VMware vs. Red Hat: Whose PaaS will rule?
Earlier this month, Red Hat joined VMware in offering an open source Platform as a Service (PaaS) solution that will enable software developers to build, test, and deploy applications as cloud-based services. While some say Red Hat's OpenShift is late to the party, Issac Roth, the PaaS Master at Red Hat, says his company's experience supporting Linux servers around the world, gives it a leg up on VMware when it comes to running a cloud service.

Microsoft supports open source CentOS
Microsoft customers can now run CentOS as a guest operating system in supported Windows Server 2008 R2 Hyper-V environments.

"This development enables our hosting partners to consolidate their mixed Windows plus Linux infrastructure on Windows Server Hyper-V; reducing cost and complexity, while betting on an enterprise class virtualization platform," said Sandy Gupta, the manager of marketing for Microsoft's Open Solutions Group, in a statement.

The irony of Microsoft's decision to embrace some forms of open source software, while simultaneously suing other companies for using open source software wasn't lost on several bloggers who claimed that the move was a back-handed compliment to Red Hat. The free open source CentOS, after all, is based on RHEL, and is its direct competitor in the enterprise environment. Linux users who don't want to pay for Red Hat's support contracts can use the similar CentOS as an alternative, making Microsoft's decision to support CentOS on its servers a potential problem for Red Hat. 

What's new for Linux 2.6.39 kernel release
Linus Torvalds released the newest Linux 2.6.39 kernel last week, just three months after release 2.6.38, making it the third major kernel release in 2011. The biggest change for 2.6.39 is the implementation of the latest version of the IPset command line networking technology, which should simplify the implementation and operation of firewalls.
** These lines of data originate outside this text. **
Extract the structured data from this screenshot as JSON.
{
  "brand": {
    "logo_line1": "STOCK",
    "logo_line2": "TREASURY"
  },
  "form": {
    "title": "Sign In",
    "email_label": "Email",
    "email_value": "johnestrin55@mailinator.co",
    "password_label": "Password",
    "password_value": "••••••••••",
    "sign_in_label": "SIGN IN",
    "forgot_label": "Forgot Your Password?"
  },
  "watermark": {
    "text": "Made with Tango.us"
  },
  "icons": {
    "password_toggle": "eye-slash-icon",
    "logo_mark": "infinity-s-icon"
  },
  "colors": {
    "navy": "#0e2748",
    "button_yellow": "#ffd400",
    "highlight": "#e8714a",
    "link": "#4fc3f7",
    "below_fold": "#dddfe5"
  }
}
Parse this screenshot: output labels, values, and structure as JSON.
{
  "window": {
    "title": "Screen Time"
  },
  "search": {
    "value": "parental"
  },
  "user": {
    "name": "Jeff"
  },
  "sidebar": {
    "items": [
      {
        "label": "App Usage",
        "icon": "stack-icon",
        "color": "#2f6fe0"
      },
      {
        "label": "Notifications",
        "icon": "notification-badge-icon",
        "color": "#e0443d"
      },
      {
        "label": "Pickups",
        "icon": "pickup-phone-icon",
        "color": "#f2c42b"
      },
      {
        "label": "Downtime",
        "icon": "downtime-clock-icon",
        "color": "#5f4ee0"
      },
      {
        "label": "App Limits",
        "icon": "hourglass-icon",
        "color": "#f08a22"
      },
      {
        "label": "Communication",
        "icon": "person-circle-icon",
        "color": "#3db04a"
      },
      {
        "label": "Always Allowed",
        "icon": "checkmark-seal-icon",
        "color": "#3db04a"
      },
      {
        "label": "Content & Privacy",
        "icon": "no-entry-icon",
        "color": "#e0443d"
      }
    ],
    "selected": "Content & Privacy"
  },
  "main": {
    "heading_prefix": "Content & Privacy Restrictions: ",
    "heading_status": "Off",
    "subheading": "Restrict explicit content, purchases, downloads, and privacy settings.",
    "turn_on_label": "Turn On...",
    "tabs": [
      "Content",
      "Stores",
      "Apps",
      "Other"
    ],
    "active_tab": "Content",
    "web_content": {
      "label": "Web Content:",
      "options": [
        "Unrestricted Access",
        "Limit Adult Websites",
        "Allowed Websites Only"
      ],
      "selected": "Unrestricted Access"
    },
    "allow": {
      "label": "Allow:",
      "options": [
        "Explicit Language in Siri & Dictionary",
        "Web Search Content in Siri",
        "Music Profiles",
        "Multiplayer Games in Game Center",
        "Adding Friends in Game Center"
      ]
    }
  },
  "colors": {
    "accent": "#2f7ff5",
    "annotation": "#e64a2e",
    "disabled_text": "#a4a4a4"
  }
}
The release also includes changes to improve virtualization technologies.

"KVM now also handles the asynchronous processing of page faults; in other words, the guest system can temporarily execute another thread while the host takes a memory page requested by the current thread out of storage. The basic infrastructure for operation as a Xen host was integrated (Dom0) in 2.6.37 and now kernel 2.6.39 includes a network backend to allow the front-end drivers in Xen guests (DomU) to communicate with other systems," Thorsten Leemhuis wrote in his kernel release summary

In addition to the changes designed to improve Linux performance on servers, the new kernel release also includes changes that will be appreciated by Linux PC users, including drivers for AMD's high end graphics cards.